Элизабет Беверли - Щедрый дар
– Вот это уже больше похоже на моего отца.
– Он уверял, что они отпустили его сразу же после того, как сосед сфотографировал их, и почти клялся, что кот нисколько не пострадал.
Грейси наблюдала, как Гаррисон изучает фотографию, его лицо не выдавало никаких эмоций.
– Да, все верно, это мой отец. И мой дядя. Мог бы им быть, если бы остался жив.
Грейси снова стала перебирать фотографии, пока не нашла еще одну.
– А вот ваши бабушка и дедушка. Вы очень похожи на деда. На этой фотографии он, должно быть, примерно вашего возраста или чуть старше.
Он несколько секунд пристально изучал фото.
– Не могу поверить, что отец не рассказывал мне ничего о том, откуда родом или о маленьком брате и своих родителях. С другой стороны, я никогда и не спрашивал его об этом, ведь так? В детстве никогда не интересовался, откуда он родом. Не приходило в голову, что его история – это и моя история тоже. Я знаю все о семье матери. Они потомственные обитатели Парк-авеню и были богаты еще с тех времен, когда Нью-Йорк был Нью-Амстердамом. Женившись на ней, отец сделал самый удачный и успешный ход в жизни.
– Может быть, он именно поэтому никогда не рассказывал о своем прошлом. Ведь это не соответствовало происхождению Вивиан, и он боялся, что вы будете стыдиться деда-алкоголика и ба бушки, которая оставила своего единственного выжившего ребенка.
– Точно так же он оставил свою семью.
– Да. Наверное, так.
– Я бы не стал стыдиться этого. Напротив, мне было бы горько за него. Если бы я знал, как многого он лишился еще в детстве, как тяжело трудился ради того, чтобы хотя бы попытаться сохранить свою семью. Как бедны они были в то время.
– И что тогда?
– Не знаю. Возможно, это помогло бы мне лучше понять его, разобраться в чем-то.
Гаррисон продолжал просматривать фотографии из жизни семьи отца, его семьи, погруженный в мысли, которыми никогда, ни при каких обстоятельствах не поделится с ней, она в этом уверена. Забавно, несмотря на это какая-то неведомая часть ее все больше хотела, чтобы это произошло.

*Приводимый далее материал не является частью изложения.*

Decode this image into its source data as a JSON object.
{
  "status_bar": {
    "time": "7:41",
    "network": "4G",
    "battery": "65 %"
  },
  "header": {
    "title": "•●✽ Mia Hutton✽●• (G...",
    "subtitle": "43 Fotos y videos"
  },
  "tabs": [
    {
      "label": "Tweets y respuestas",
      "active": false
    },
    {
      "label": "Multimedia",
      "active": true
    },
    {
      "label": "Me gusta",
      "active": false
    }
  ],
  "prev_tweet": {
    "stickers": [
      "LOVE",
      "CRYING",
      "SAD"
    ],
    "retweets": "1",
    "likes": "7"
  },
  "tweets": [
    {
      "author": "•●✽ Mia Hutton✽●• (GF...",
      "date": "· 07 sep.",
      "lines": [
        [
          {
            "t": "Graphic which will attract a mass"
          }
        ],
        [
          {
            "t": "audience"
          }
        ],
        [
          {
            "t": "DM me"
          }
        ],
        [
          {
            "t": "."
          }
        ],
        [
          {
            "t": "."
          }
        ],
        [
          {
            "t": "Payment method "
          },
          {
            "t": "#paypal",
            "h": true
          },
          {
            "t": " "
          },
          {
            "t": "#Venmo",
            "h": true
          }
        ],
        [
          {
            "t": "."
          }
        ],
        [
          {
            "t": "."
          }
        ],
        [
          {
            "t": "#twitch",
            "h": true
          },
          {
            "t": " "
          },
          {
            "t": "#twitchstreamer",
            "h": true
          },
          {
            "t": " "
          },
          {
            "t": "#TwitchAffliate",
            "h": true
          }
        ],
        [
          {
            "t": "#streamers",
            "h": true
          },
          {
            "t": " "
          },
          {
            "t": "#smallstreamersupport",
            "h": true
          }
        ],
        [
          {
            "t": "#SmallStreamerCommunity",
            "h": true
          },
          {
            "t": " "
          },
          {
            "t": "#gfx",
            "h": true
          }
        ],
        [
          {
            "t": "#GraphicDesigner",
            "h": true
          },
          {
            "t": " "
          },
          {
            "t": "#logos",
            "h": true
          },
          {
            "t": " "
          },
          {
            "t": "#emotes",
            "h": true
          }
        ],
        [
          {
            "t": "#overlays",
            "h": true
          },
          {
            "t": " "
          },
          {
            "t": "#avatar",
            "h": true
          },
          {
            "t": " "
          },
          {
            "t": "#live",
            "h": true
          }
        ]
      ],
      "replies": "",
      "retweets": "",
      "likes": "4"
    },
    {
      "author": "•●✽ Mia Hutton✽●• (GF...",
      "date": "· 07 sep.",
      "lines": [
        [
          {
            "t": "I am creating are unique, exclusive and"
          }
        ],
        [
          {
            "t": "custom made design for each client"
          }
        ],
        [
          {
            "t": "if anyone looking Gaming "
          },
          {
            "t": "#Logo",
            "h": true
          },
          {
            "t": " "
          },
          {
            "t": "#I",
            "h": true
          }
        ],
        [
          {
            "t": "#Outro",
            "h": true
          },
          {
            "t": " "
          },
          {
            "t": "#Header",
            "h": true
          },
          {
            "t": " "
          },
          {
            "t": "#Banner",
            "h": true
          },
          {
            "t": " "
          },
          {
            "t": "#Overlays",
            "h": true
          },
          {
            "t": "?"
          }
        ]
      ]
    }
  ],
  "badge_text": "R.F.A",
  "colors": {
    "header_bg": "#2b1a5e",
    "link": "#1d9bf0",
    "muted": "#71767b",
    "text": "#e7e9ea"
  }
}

Солнечный свет проскользнул в помещение длинным лучом послеобеденного золотистого сияния, когда Гаррисон наконец закрыл коробку с вещами, которые захотел взять с собой в Нью-Йорк. Все остальное могло подождать. У матери на чердаке достаточно пространства. Нельзя сказать, что он четко понимал, почему хочет сохранить все это. Среди вещей нет ничего ценного. Мебель старая и потертая. Поношенная одежда. Сувениры и безделушки стары и вычурны. Даже книги и аудиозаписи оказались заурядными и распространенными, при желании он смог бы найти их в сотнях других мест. И все-таки Гаррисон не хотел утратить ни одного предмета, ни одной мелкой вещицы.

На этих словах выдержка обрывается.